The memo further warned that Biden held only a slim lead in some key battleground states and Biden’s campaign manager urged Democratic supporters to stay focused in the last leg of the race in spite of a shifting attitude and move by some GOP senators to distance themselves from the President in what some within the party have projected as a potential Republican loss of the White House in November.
“While we see robust leads at the national level, in the states we’re counting on to carry us to victory like Arizona and North Carolina we’re only up by three points,” Dillon said, according to the Post. “We also know that even the best polling can be wrong, and that variables like turnout mean that in a number of critical states we are functionally tied — and that we need to campaign like we’re trailing.”
A number of polls have shown Biden with a healthy lead, but polling averages offer a different picture, Dillon said.
“This race is far closer than some of the punditry we’re seeing on Twitter and on TV would suggest,” she wrote. “In the key battleground states where this election will be decided, we remain neck and neck with Donald Trump.”
“If we learned anything from 2016, it’s that we cannot underestimate Donald Trump or his ability to claw his way back into contention in the final days of a campaign, through whatever smears or underhanded tactics he has at his disposal,” she added.
According to The New York Times, Dillon made a similar pleas urging grass-roots supporters to beat back complacency during a call with Biden backers on Friday.

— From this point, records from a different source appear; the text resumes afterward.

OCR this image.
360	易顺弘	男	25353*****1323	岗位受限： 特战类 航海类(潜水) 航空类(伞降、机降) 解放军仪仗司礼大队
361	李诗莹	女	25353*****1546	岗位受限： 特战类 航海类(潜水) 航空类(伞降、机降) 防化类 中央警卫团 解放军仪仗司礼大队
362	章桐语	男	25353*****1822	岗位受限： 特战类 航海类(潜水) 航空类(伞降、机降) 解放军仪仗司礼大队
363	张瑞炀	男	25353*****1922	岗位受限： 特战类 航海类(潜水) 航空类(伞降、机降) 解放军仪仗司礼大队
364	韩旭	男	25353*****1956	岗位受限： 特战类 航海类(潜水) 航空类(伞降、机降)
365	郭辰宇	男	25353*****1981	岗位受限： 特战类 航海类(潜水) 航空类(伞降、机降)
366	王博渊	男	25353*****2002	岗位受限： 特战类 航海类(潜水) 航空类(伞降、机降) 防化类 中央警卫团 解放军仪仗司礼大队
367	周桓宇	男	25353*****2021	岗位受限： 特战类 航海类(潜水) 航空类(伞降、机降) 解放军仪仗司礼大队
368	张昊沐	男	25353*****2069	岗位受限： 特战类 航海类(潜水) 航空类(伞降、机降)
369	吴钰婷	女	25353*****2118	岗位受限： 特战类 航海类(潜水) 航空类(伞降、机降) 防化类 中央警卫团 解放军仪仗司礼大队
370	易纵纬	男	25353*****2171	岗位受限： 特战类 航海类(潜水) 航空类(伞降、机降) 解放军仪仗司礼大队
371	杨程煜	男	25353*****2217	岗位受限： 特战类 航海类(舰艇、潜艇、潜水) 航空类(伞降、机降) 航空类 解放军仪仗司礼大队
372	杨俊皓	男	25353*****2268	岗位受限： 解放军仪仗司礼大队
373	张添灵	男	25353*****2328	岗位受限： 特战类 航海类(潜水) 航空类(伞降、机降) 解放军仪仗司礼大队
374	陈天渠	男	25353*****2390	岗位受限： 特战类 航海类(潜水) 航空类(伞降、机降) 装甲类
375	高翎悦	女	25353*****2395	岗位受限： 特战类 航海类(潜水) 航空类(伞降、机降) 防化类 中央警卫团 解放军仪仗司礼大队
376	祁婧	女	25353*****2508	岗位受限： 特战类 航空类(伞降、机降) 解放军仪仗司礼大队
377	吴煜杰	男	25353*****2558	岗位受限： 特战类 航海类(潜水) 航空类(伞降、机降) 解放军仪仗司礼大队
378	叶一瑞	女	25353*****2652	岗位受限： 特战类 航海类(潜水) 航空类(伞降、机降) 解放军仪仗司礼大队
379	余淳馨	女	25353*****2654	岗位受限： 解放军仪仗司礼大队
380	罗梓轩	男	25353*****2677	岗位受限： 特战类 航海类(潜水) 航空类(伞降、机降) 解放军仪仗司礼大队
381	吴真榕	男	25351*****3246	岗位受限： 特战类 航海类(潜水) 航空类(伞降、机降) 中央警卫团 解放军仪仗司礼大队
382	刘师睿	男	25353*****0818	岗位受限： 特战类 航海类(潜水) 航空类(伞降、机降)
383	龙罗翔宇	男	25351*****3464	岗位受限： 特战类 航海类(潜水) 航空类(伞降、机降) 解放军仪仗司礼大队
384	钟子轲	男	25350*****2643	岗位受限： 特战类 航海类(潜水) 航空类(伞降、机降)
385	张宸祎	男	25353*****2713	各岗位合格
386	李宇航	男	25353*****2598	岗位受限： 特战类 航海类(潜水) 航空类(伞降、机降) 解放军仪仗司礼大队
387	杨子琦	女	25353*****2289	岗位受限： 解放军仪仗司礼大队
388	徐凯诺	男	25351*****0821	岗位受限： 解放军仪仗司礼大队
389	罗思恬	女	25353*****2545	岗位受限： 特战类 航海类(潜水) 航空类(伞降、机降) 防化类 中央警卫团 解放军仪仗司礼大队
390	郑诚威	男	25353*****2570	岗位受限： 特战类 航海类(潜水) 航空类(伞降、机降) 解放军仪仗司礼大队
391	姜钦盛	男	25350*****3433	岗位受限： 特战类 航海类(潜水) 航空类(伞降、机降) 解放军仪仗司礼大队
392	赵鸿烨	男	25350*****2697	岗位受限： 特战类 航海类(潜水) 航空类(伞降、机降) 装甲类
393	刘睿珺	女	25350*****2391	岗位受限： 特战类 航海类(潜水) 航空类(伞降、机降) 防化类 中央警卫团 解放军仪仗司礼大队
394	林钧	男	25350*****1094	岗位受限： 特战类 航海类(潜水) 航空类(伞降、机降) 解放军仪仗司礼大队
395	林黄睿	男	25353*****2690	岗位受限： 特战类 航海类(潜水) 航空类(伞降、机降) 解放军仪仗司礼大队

She contended during the call that Biden was not as comfortably ahead as some public polls have suggested.
“Please take the fact that we are not ahead by double digits,” she said. “Those are inflated national public polling numbers.” Still, she was particularly bullish on Arizona on the call: “I know we’re going to win Arizona,” she said.
She predicted that the Trump campaign would throw “the kitchen sink at us” in the final stretch and called on supporters to continue volunteering and donating.
Dillion said the campaign hopes to raise an additional $234 million before Election Day after entering October with a record-breaking $432 million the Times said.